How to Setup Hadoop on ubuntu 20.04

Hadoop is a free & open-source software framework.It is based on Java.Hadoop is used for the storage processing of large set of data on clusters of machines.Using Hadoop,we can manage multiple number of dedicated server.

Install and Configure Hadoop on ubuntu

Update the System.

apt-get update

Install Java.

apt-get install openjdk-11-jdk

Check Java Version.

java -version 

Here is the command output.

openjdk version "11.0.11" 
OpenJDK Runtime Environment (build 11.0.11+9-Ubuntu-0ubuntu2.20.04)
OpenJDK 64-Bit Server VM (build 11.0.11+9-Ubuntu-0ubuntu2.20.04, mixed mode, sharing)

Create a User.

adduser hadoop 

Here is the command output.

  • Provide the password for user.
Adding user `hadoop' ...
Adding new group `hadoop' (1002) ...
Adding new user `hadoop' (1002) with group `hadoop' ...
Creating home directory `/home/hadoop' ...
Copying files from `/etc/skel' ...
New password:
Retype new password:
passwd: password updated successfully
Changing the user information for hadoop
Enter the new value, or press ENTER for the default
        Full Name []:
        Room Number []:
        Work Phone []:
        Home Phone []:
        Other []:
Is the information correct? [Y/n] 
  • Type Y.

Login to Hadoop user.

su - hadoop 

Provide the hadoop user password.

Configure the SSH Key.

ssh-keygen -t rsa 

Here is the command output.

Generating public/private rsa key pair.
Enter file in which to save the key (/home/hadoop/.ssh/id_rsa):
Created directory '/home/hadoop/.ssh'.
Enter passphrase (empty for no passphrase):
Enter same passphrase again:
Your identification has been saved in /home/hadoop/.ssh/id_rsa
Your public key has been saved in /home/hadoop/.ssh/id_rsa.pub
The key fingerprint is:
SHA256:QSa2syeISwP0hD+UXxxi0j9MSOrjKDGIbkfbM3ejyIk hadoop@ubuntu20
The key's randomart image is:
+---[RSA 3072]----+
| ..o++=.+        |
|..oo++.O         |
|. oo.
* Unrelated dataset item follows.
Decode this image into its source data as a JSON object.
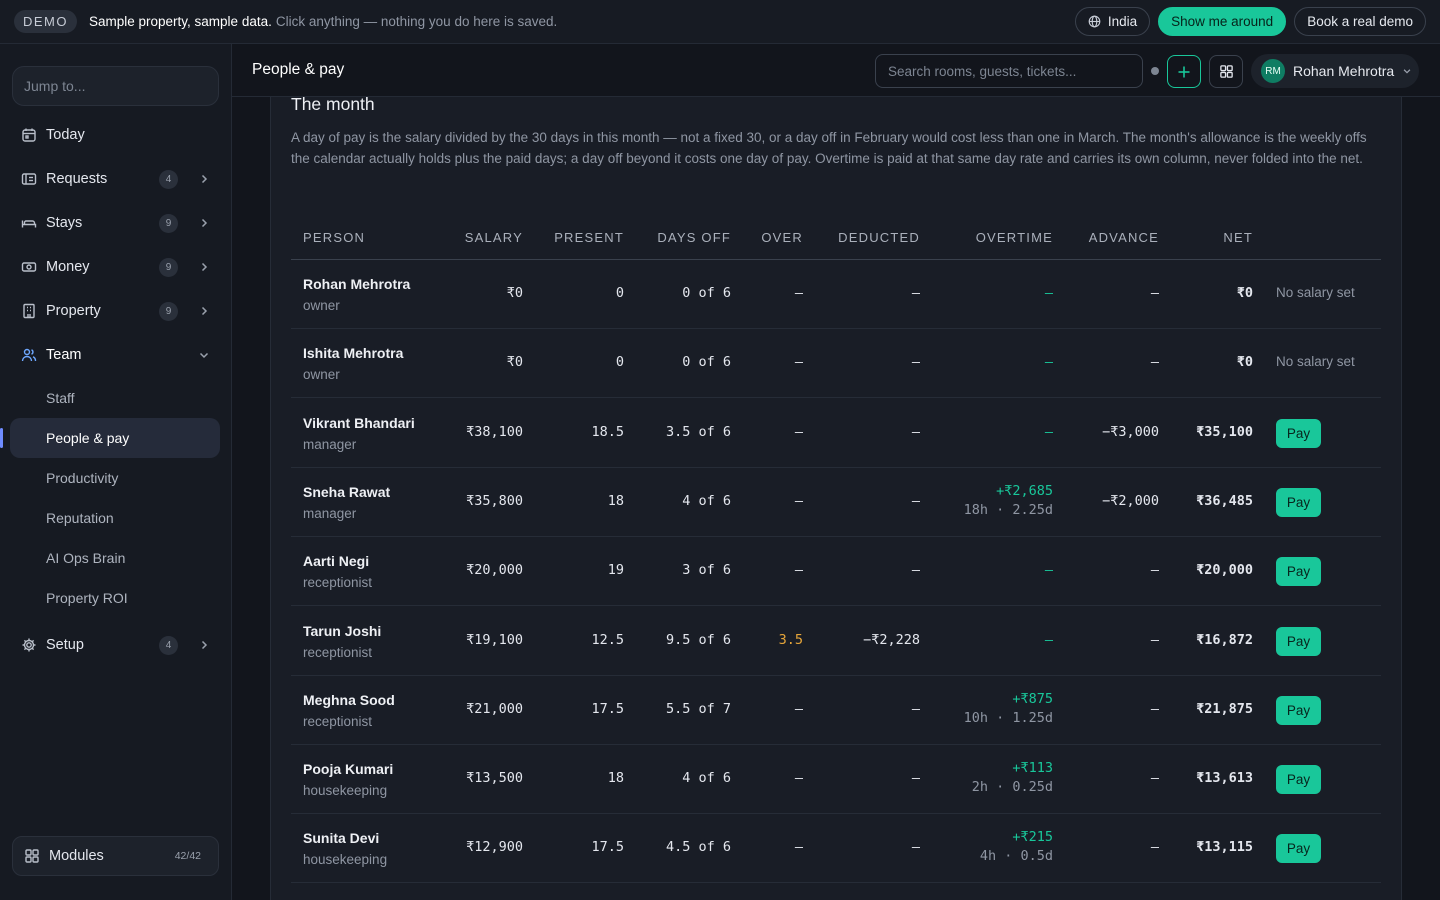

B .        |
|o..+ o * .       |
|= ++o o S        |
|.++o+  o         |
|.+.+ + . o       |
|o . o * o .      |
|   E + .         |
+----[SHA256]-----+

Move the public key from id_rsa.pub to authorized_keys.Provide the following permission.

cat ~/.ssh/id_rsa.pub >> ~/.ssh/authorized_keys 
chmod 640 ~/.ssh/authorized_keys 

Verify the SSH authentication.

ssh localhost 

Here is the command output.

The authenticity of host 'localhost (127.0.0.1)' can't be established.
ECDSA key fingerprint is SHA256:JFqDVbM3zTPhUPgD5oMJ4ClviH6tzIRZ2GD3BdNqGMQ.
Are you sure you want to continue connecting (yes/no/[fingerprint])? yes

Install the Hadoop

Login to Hadoop user.

su - hadoop 

Download the Hadoop.

wget https://downloads.apache.org/hadoop/common/hadoop-3.3.0/hadoop-3.3.0.tar.gz 

Extract the downloaded file.

tar -xvzf hadoop-3.3.0.tar.gz 

Rename the extracted downloaded file to hadoop.

mv hadoop-3.3.0 hadoop 

Open the ~/.bashrc file.

vim ~/.bashrc 

Add the following lines.

export JAVA_HOME=/usr/lib/jvm/java-11-openjdk-amd64
export HADOOP_HOME=/home/hadoop/hadoop
export HADOOP_INSTALL=$HADOOP_HOME
export HADOOP_MAPRED_HOME=$HADOOP_HOME
export HADOOP_COMMON_HOME=$HADOOP_HOME
export HADOOP_HDFS_HOME=$HADOOP_HOME
export HADOOP_YARN_HOME=$HADOOP_HOME
export HADOOP_COMMON_LIB_NATIVE_DIR=$HADOOP_HOME/lib/native
export PATH=$PATH:$HADOOP_HOME/sbin:$HADOOP_HOME/bin
export HADOOP_OPTS="-Djava.library.path=$HADOOP_HOME/lib/native"

Activate the environment.

source ~/.bashrc 

Open the environment variable file of Hadoop.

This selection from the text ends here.